很少有导演能像蒂姆·伯顿一样,拥有如此鲜明且易于辨识的视觉风格。作为现代电影人中极具代表性的一位,他的作品或许让每一代新观众都明白了电影可以带有“作者签名”这一概念。而考虑到伯顿并非亲自创作剧本,这一点就更让人印象深刻了。除了改编他人的剧本外,他的大部分电影角色都源自不同的素材:漫画书、百老汇音乐剧、交易卡、现实中的奇人异士,还有保罗·鲁本斯的奇思妙想。除了动画作品外,只有一部电影的角色是他自己创造的——《剪刀手爱德华》,这也让它成为伯顿最具象征意义的作品,即便距离1990年12月7日上映已经过去了35年。

爱德华的灵感源于伯顿少年时期的一幅素描,这幅画折射出他在阳光灿烂的加州伯班克成长过程中,作为局外人的疏离心境。他邀请卡罗琳·汤普森(后续还执笔了《圣诞夜惊魂》与《僵尸新娘》)为这个角色创作完整故事,风格游走在童话与讽刺之间。爱德华(约翰尼·德普饰演)栖身于一座荒废的哥特式宅邸,宅邸俯瞰着色彩柔和的郊区聚居区。他是一位古怪科学家(由伯顿的偶像文森特·普赖斯短暂出演)的造物,这位弗兰肯斯坦式的科学家还没来得及用真正的手掌和手指替换爱德华那锋利修长的刀刃,便与世长辞。当一位性格开朗的雅芳推销员邻居(黛安·韦斯特饰演)登门拜访时,爱德华得以接触到郊区生活。不久后,他住进了这位邻居家,还悄然爱上了邻居的女儿金(薇诺娜·瑞德饰演)。
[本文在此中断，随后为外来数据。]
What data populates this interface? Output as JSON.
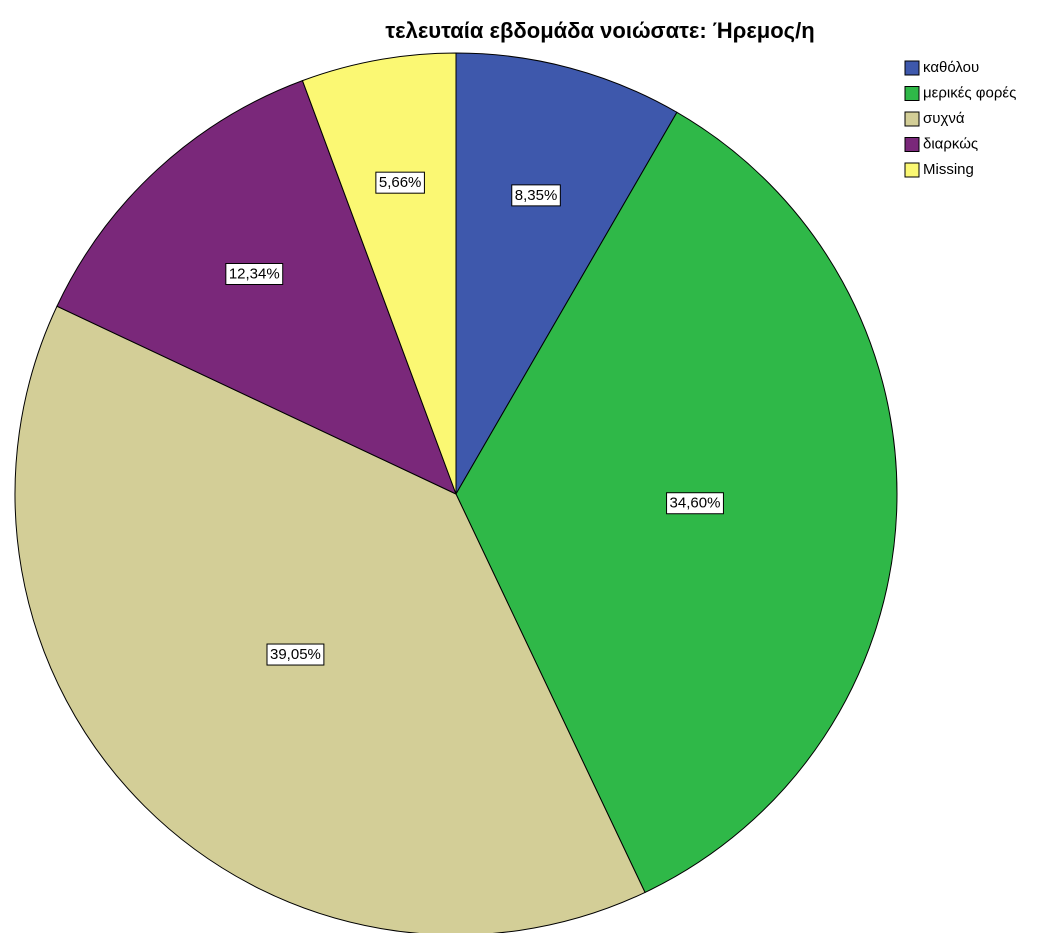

爱德华的故事脉络——被疯狂科学家带入陌生世界,无意造成伤害后遭镇民愤怒追捕——很容易让人联想到《弗兰肯斯坦》最经典的改编作品,也就是1931年詹姆斯·鲸执导的版本。不过,伯顿对爱德华的共情刻画,更贴近吉尔莫·德尔·托罗近年的《弗兰肯斯坦》改编,且在此基础上走得更远。鲸与德尔·托罗版本里的造物虽都带着悲悯底色,但也不可避免(尽管情有可原)地透着诡异感:这或许并非它们的过错,可它们的存在本身,就源于对生命自然边界的僭越——这一点在鲸的电影里,体现为造物被植入受损的“犯罪大脑”;而德尔·托罗的版本中,则表现为造物无法死亡的诅咒本质。

然而,爱德华并未被塑造成盗墓、复活或其他任何明显违背神圣性的存在。他更趋近于一个自动机械,这一设定能更鲜明地反衬出他所遭遇的那些在技术层面属于人类,却可悲地墨守成规的郊区居民。创造他的科学家或许在某种程度上存在认知偏差,但实际上,这位科学家为这个可怜的造物安装刀刃以替代双手的做法,若要说有什么特别之处,那便是对早期弗兰肯斯坦电影中脑移植“凑合用”方式的一种温和戏仿。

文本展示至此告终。